ガイドコメント
フレディ・マーキュリーの余命がわずかなことを確信したメンバーが、バンドへの愛情を込めて制作した91年の渾身作。初期を彷彿させる壮大なサウンドに重厚さが加わり、美の極致を完成させた。
収録曲
01INNUENDO
ドラム・ロールからのボレロ風リズムで始まるミニ・ロック・オペラ。スティーヴ・ハウのフラメンコ・ギターが登場したり、バンドでのフラメンコ・ロックがあったりもする多様な展開を経て、最後はフレディの絶叫で幕を降ろす。全英No.1のヒットを記録。
02I'M GOING SLIGHTLY MAD
ドラム・ロールからのボレロ風リズムで始まるミニ・ロック・オペラ。スティーヴ・ハウのフラメンコ・ギターが登場したり、バンドでのフラメンコ・ロックがあったりもする多様な展開を経て、最後はフレディの絶叫で幕を降ろす。全英No.1のヒットを記録。
03HEADLONG
ブライアンのギターが先導するハード・ロッキンな曲。衰えを感じさせないフレディのヴォーカルや強力なコーラスも見事なものだが、この曲の主役はやはりギターか。弾きまくっているわけではないのだが、魅力的なプレイを披露している。
04I CAN'T LIVE WITH YOU
キャッチーなメロディを持つポップ・ソング。フレディのヴォーカルとコーラスとの絡みが楽しい。「君と一緒には生きていけない/でも君なしでも生きられない」という歌詞も秀逸。クイーンの適度に抑制された演奏がキャリアを感じさせる。
05DON'T TRY SO HARD
フレディのファルセット・ヴォーカルが美しいバラッドの佳作。ブライアンのストリングス仕様のギター・ソロも秀逸。「そんなに頑張ることはない」という歌詞も泣かせる。できれば僕らがフレディにそう言ってあげたかった、と聴くたびに思わされる曲。
06RIDE THE WILD WIND
独特の疾走感を味わえる曲。ヘヴィなドライヴ感をはらんだサウンドに乗って、フレディが「ワイルドな風に乗れ」と歌う。本来ならロジャーが歌うはずの曲だろうが、似合わないはずのフレディが歌うことで新たな魅力が生まれている。
07ALL GOD'S PEOPLE
アルバム『バルセロナ』のために用意されていたらしいフレディ流ゴスペル・ソング。ストレートに盛り上げていくわけではなく、大胆な場面転換を駆使した劇的な構成はいかにもクイーン。一時的にブルースに変貌するパートも素晴らしい。
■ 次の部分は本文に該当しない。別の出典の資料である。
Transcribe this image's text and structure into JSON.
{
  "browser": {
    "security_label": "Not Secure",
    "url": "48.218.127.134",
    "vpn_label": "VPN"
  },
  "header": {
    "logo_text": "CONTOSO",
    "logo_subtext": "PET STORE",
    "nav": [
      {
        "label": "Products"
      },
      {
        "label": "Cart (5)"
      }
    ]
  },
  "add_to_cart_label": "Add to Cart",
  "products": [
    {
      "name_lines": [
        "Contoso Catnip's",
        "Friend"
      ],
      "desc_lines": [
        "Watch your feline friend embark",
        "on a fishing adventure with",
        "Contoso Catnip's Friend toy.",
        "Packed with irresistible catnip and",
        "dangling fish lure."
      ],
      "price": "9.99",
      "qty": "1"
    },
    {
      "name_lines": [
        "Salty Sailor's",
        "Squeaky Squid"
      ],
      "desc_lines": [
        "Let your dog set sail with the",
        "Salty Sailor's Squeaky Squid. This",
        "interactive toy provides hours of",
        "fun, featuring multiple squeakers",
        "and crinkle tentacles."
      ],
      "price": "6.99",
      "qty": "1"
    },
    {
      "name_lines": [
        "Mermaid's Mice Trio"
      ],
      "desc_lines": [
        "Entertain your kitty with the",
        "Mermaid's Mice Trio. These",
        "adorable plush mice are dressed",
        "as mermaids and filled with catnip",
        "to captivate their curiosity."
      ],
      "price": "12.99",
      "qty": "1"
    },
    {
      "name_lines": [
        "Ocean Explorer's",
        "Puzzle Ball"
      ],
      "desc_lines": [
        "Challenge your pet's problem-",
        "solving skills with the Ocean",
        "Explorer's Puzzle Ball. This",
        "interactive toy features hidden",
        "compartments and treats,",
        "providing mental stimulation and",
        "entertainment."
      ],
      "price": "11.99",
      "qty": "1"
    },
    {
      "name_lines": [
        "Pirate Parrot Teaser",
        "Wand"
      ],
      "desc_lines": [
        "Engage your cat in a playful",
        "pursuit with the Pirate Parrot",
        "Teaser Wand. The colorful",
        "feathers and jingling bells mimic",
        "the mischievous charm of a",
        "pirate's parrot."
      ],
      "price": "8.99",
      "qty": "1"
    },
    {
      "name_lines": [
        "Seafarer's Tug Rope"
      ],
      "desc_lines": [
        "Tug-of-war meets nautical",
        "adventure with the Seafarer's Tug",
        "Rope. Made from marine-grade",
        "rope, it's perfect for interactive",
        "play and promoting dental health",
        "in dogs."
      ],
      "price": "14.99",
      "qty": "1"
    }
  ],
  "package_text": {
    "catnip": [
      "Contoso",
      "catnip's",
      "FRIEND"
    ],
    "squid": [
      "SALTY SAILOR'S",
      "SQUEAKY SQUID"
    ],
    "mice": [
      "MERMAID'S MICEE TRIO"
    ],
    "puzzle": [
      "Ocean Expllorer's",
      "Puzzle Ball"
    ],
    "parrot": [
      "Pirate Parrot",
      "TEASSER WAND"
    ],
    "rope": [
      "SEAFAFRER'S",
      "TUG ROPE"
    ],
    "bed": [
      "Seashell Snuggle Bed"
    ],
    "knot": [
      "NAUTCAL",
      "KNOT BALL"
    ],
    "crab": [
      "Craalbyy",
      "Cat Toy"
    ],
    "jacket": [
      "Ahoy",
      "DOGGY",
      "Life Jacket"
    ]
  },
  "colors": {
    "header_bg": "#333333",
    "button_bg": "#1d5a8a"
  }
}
08THESE ARE THE DAYS OF OUR LIVES
単純なサウンドと秀逸なメロディ。ここでのフレディの歌声は神々しいまでに清らかで美しい。40歳を過ぎた世代の聴き手なら実感できるはずの感覚がここにはある。そして、自身の死を覚悟した者だけが獲得できる聖なる歌声がここにはある。
09DELILAH
フレディが愛猫デライラに捧げたラブ・ソング。家で猫と遊んでいるときのフレディの笑顔が見えるような歌声がいい。まるで普段着の鼻唄みたいな、こういったタイプの曲も、もっと聴きたかったな、と思わせるくらい、ここでの彼の歌声は素敵だ。
10THE HITMAN
最初から全力で突っ走るハード・ロッキンな曲。そんなに頑張らなくても……と言いたくなる瞬間もあるけれど、とにかく1曲でも多く歌いたかったフレディの気持ちを伝えてくれる曲であり、同時に3人の健闘が伝わってくる曲でもある。
11BIJOU
シンセサイザーの清らかな響きとむせび泣くギター・ソロをフィーチャーしたインストゥルメンタル曲……かと思ったら、間奏のタイミングでフレディのヴォーカルが「運命の恋人」に向かって「Forever」と歌いかける。何度聴いても不思議な小品。